Еще недавно тело Лауры – как и их связь – было тайной, предназначенной только для них двоих. Увы, тайна раскрыта; о ней известно третьему – его сыну.
– Donna mia, Donna mia! – глухо шепчет он в волосы Лауры.
* * *– Я плохо спал. То, что ты мне сообщила… новость? Так можно сказать, новость? Как в газете… Так вот, эта новость всю ночь стучала мне в сердце. Лаура, я хочу все изменить. Я хочу найти место в моей жизни для тебя и нашего сына.
– Откуда ты знаешь, что родится мальчик?
– Я чувствую.
– А я ничего не чувствую. Мне все равно, мальчик или девочка. Надеюсь, если родится девочка, она вырастет хорошенькой. Так будет проще – для нее, не для меня. Мальчикам легче, от них красоты не требуют.
– Я очень тобой горжусь. Я горжусь своим сыном. Я ничего не хочу скрывать.
– А у тебя и не получится!
– Я дам вам все необходимое. Все, что пожелаете.
– Нам от тебя ничего не нужно.
– Лаура, послушай, что я тебе скажу. Может быть, ты не понимаешь. Всю свою жизнь я мог себе позволить делать все, что пожелаю. В молодости мои желания были скромны, но теперь у меня возникли грандиозные замыслы. Ради тебя и нашего сына.
– К чему ты ведешь разговор о деньгах? Деньги тут совершенно ни при чем.
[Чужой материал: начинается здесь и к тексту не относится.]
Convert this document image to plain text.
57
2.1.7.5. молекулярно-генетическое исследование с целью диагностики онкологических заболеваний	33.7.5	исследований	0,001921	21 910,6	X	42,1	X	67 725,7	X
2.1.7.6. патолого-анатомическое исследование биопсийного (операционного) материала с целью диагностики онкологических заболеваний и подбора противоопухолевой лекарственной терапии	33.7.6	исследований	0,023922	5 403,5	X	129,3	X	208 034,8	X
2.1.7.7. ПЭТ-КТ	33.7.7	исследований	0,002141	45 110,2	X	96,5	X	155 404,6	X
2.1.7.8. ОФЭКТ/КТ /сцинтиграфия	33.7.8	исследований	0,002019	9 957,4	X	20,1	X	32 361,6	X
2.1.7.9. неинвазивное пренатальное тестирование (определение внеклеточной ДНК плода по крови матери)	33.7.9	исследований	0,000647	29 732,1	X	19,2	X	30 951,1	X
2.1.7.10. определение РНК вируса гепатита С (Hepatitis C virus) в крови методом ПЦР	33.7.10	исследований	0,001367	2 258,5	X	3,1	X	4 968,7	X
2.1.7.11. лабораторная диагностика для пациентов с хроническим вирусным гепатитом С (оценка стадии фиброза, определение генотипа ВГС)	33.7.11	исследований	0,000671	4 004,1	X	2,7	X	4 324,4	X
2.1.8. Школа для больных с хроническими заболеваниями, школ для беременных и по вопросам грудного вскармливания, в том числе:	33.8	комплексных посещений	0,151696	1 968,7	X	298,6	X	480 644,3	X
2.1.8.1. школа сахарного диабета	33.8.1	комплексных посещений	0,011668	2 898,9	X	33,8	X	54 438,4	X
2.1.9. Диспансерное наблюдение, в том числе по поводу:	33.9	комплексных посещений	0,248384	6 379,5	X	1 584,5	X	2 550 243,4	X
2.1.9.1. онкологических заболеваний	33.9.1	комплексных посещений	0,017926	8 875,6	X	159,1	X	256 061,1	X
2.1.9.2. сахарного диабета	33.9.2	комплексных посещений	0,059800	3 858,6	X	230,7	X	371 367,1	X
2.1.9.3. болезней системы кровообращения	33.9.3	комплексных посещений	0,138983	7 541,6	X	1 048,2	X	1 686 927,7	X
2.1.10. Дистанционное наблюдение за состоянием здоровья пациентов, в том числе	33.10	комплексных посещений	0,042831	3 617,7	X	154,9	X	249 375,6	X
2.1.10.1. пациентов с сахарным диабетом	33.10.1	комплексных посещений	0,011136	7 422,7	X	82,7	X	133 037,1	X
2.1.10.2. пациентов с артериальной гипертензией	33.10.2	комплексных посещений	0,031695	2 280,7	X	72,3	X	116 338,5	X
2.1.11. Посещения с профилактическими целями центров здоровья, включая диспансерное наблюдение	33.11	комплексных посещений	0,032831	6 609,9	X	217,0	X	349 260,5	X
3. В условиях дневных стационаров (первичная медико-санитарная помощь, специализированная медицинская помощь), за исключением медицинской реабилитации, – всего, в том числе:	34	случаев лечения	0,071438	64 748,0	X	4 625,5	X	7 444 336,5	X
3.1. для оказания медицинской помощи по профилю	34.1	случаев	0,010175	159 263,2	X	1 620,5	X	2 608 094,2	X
Я никогда о них не думаю.
– Я рассказываю тебе о своих сердечных порывах и замыслах, чтобы ты поняла, как я горжусь.
– Что еще за замыслы?
– Вы, ты с ребенком, переедете в Италию, чтобы я был с вами рядом.
– В Ливорно?
– Ливорно – несчастный, безумный город.
– В котором живет твоя жена! Поэтому ты называешь его безумным.
– Она не из Ливорно.
– Но она там живет. И ждет.
– Ждет?
– Ждет, когда ты к ней вернешься!
– Passeretta mia, ты ведь знаешь, что я женат. Ты с самого начала знала, вот уже три года.